Run step 5 through step 7, but only include the first 2 principle components in the regression.
Run step 3 through step 7, but delete the ice core data from the proxy set.
Run step 2 through step 7, but pick out a different proxy data set from NOAA.
Or combinations thereof. What you’ll find is that contrary to Mann’s assertion that the hockey stick is “robust,” you’ll find that the reconstructions tend to be sensitive to the data selection. M&M found, for example, that temperature reconstructions for the 1400s were higher or lower than today, depending on whether bristlecone pine tree rings were included in the proxies.

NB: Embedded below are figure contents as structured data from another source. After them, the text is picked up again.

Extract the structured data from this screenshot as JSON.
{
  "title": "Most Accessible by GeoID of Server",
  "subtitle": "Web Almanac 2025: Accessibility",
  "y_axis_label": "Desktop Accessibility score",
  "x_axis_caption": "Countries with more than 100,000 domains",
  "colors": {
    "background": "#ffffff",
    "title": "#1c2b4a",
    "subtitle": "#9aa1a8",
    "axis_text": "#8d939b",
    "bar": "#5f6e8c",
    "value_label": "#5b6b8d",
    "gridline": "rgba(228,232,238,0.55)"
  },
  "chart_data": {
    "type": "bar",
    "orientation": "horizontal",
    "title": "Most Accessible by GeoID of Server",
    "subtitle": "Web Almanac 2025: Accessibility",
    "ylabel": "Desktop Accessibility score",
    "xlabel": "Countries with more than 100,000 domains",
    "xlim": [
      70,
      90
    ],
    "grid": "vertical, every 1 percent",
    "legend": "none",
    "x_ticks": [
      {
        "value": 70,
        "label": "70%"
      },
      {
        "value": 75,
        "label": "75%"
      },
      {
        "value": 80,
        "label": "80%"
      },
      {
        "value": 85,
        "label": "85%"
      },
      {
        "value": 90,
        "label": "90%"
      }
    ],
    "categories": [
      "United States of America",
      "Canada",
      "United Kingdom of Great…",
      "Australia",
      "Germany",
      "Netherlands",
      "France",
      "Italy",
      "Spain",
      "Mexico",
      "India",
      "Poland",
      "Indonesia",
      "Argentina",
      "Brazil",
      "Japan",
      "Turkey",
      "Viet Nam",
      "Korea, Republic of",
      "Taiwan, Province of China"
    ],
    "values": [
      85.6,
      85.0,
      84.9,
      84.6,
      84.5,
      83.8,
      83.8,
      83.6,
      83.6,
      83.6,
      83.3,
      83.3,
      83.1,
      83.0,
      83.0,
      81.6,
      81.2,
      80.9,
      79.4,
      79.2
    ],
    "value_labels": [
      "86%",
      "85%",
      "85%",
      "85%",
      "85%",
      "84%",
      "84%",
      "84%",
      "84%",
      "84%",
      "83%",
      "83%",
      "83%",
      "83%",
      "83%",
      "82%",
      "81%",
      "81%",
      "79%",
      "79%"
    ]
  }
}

What the leaked emails reveal, among other things, is some of that bit of principal component sausage making. But more disturbing, they reveal that the actual data going into the reconstruction model — the instrumental temperature data and the proxy variables themselves — were rife for manipulation. In the laughable euphemism of Philip Jones, “value added homogenized data.” The data I provided here was the real, value added global temperature and proxy data, because Phil told me so. Trust me!